Could someone explain why this code:
from sklearn.model_selection import train_test_split
import pandas as pd
from sklearn.model_selection import StratifiedKFold
from sklearn.svm import SVC
import numpy as np
#df = pd.read_csv('missing_data.csv',sep=',')
df = pd.DataFrame(np.array([[1, 2, 3,4,5,6,7,8,9,1],
[4, 5, 6,3,4,5,7,5,4,1],
[7, 8, 9,6,2,3,6,5,4,1],
[7, 8, 9,6,1,3,2,2,4,0],
[7, 8, 9,6,5,6,6,5,4,0]]),
columns=['a', 'b', 'c','d','e','f','g','h','i','j'])
X_train = df.iloc[:,:-1]
y_train = df.iloc[:,-1]
clf=SVC(kernel='linear')
kfold = StratifiedKFold(n_splits=2,random_state=42,shuffle=True)
for train_index,test_index in kfold.split(X_train,y_train):
x_train_fold,x_test_fold = X_train[train_index],X_train[test_index]
y_train_fold,y_test_fold = y_train[train_index],y_train[test_index]
clf.fit(x_train_fold,y_train_fold)
Throws this error:
Traceback (most recent call last):
File "test_traintest.py", line 23, in <module>
x_train_fold,x_test_fold = X_train[train_index],X_train[test_index]

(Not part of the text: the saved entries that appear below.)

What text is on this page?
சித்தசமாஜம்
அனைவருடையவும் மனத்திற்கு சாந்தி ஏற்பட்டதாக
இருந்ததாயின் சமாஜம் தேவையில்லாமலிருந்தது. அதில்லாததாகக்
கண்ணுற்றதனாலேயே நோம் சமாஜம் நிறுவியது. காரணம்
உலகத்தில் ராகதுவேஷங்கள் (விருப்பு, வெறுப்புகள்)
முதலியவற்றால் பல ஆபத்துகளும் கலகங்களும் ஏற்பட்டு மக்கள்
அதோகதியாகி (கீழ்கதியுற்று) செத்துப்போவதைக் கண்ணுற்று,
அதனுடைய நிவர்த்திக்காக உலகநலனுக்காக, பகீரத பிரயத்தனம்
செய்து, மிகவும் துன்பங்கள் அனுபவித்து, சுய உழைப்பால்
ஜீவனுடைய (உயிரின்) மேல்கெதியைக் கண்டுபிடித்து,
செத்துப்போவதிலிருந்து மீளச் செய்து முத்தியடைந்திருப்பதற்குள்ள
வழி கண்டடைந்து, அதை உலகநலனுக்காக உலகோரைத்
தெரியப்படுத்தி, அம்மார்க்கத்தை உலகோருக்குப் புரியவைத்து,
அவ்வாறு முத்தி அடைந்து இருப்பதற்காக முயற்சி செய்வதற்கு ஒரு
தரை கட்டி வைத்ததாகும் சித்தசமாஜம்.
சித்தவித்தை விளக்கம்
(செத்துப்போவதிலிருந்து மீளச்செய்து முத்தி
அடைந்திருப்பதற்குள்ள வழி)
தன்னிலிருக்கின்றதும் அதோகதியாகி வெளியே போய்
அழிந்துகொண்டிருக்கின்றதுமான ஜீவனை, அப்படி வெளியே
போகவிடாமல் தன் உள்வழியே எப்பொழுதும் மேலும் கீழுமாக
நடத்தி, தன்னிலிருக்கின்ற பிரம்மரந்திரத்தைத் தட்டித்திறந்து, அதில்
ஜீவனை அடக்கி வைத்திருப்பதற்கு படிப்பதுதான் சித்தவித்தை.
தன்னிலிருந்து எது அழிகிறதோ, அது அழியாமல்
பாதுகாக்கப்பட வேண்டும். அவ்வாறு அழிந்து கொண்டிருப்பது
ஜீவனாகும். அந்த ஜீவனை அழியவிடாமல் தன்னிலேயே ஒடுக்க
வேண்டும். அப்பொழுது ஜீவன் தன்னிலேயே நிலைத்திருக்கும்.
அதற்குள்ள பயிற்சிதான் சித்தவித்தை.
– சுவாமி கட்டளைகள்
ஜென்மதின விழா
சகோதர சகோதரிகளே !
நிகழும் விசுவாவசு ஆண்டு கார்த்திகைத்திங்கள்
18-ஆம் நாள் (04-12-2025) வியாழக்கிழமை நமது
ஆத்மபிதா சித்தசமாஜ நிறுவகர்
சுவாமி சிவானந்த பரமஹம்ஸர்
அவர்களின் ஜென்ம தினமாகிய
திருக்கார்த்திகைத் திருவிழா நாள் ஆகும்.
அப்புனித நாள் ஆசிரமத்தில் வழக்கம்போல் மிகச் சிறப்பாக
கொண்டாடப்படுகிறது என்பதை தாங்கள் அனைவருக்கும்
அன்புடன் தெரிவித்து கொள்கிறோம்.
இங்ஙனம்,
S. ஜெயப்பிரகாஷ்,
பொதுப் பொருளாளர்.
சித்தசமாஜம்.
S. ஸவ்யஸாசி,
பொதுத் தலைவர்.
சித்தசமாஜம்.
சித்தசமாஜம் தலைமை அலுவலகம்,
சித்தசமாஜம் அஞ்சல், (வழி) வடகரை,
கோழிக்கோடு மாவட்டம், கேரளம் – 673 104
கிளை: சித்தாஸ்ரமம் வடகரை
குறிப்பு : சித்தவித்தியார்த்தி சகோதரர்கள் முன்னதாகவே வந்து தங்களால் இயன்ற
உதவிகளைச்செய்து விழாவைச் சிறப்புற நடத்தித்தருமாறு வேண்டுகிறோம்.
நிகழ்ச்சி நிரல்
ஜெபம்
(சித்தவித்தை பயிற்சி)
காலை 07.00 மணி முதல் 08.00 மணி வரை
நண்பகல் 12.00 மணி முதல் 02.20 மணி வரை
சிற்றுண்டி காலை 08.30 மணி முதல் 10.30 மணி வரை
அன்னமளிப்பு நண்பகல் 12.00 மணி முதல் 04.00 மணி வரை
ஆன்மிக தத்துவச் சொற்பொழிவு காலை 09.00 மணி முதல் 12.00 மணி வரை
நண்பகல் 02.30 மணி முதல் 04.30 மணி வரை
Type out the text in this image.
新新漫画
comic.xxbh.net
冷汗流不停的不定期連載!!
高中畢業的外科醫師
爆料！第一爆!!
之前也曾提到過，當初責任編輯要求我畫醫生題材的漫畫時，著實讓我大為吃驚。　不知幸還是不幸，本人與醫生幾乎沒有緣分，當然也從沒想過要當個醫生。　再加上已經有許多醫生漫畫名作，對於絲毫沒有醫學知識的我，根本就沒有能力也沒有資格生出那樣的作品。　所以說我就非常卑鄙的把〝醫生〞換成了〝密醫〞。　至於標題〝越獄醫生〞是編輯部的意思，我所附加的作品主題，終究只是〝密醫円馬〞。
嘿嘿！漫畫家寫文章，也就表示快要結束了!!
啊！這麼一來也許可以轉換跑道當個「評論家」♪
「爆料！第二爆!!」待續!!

File "/Users/slowat/anaconda/envs/nlp_course/lib/python3.7/site-packages/pandas/core/frame.py", line 3030, in __getitem__
indexer = self.loc._get_listlike_indexer(key, axis=1, raise_missing=True)[1]
File "/Users/slowat/anaconda/envs/nlp_course/lib/python3.7/site-packages/pandas/core/indexing.py", line 1266, in _get_listlike_indexer
self._validate_read_indexer(keyarr, indexer, axis, raise_missing=raise_missing)
File "/Users/slowat/anaconda/envs/nlp_course/lib/python3.7/site-packages/pandas/core/indexing.py", line 1308, in _validate_read_indexer
raise KeyError(f"None of [{key}] are in the [{axis_name}]")
KeyError: "None of [Int64Index([2, 3], dtype='int64')] are in the [columns]"
I saw this answer, but the length of my columns is equal.
CodePudding user response:
KFold.split()
returns the train and test indices, which should be used with a DataFrame like this:
X_train.iloc[train_index]
With your syntax, you are trying to use them as column names. Change your code to:
from sklearn.model_selection import train_test_split
import pandas as pd
from sklearn.model_selection import StratifiedKFold
from sklearn.svm import SVC
import numpy as np
#df = pd.read_csv('missing_data.csv',sep=',')
df = pd.DataFrame(np.array([[1, 2, 3,4,5,6,7,8,9,1],
[4, 5, 6,3,4,5,7,5,4,1],
[7, 8, 9,6,2,3,6,5,4,1],
[7, 8, 9,6,1,3,2,2,4,0],
[7, 8, 9,6,5,6,6,5,4,0]]),
columns=['a', 'b', 'c','d','e','f','g','h','i','j'])
X_train = df.iloc[:,:-1]
y_train = df.iloc[:,-1]
clf=SVC(kernel='linear')
kfold = StratifiedKFold(n_splits=2,random_state=42,shuffle=True)
for train_index,test_index in kfold.split(X_train,y_train):
x_train_fold,x_test_fold = X_train.iloc[train_index],X_train.iloc[test_index]
y_train_fold,y_test_fold = y_train.iloc[train_index],y_train.iloc[test_index]
clf.fit(x_train_fold,y_train_fold)
Note that we use .iloc
and not .loc
. This is because .iloc
works with integer indices as the ones we get from split()
, while .loc
works on index values. In your case it doesn't matter, since the pandas index matches the integer indices, but in other projects you will encounter it may not be the case, so stick with .iloc
.
Alternatively, when you extract X_train
and y_train
you can convert them to numpy arrays:
X_train = df.iloc[:,:-1].to_numpy()
y_train = df.iloc[:,-1].to_numpy()
and then your code will work fine because a numpy array works fine with integer indices.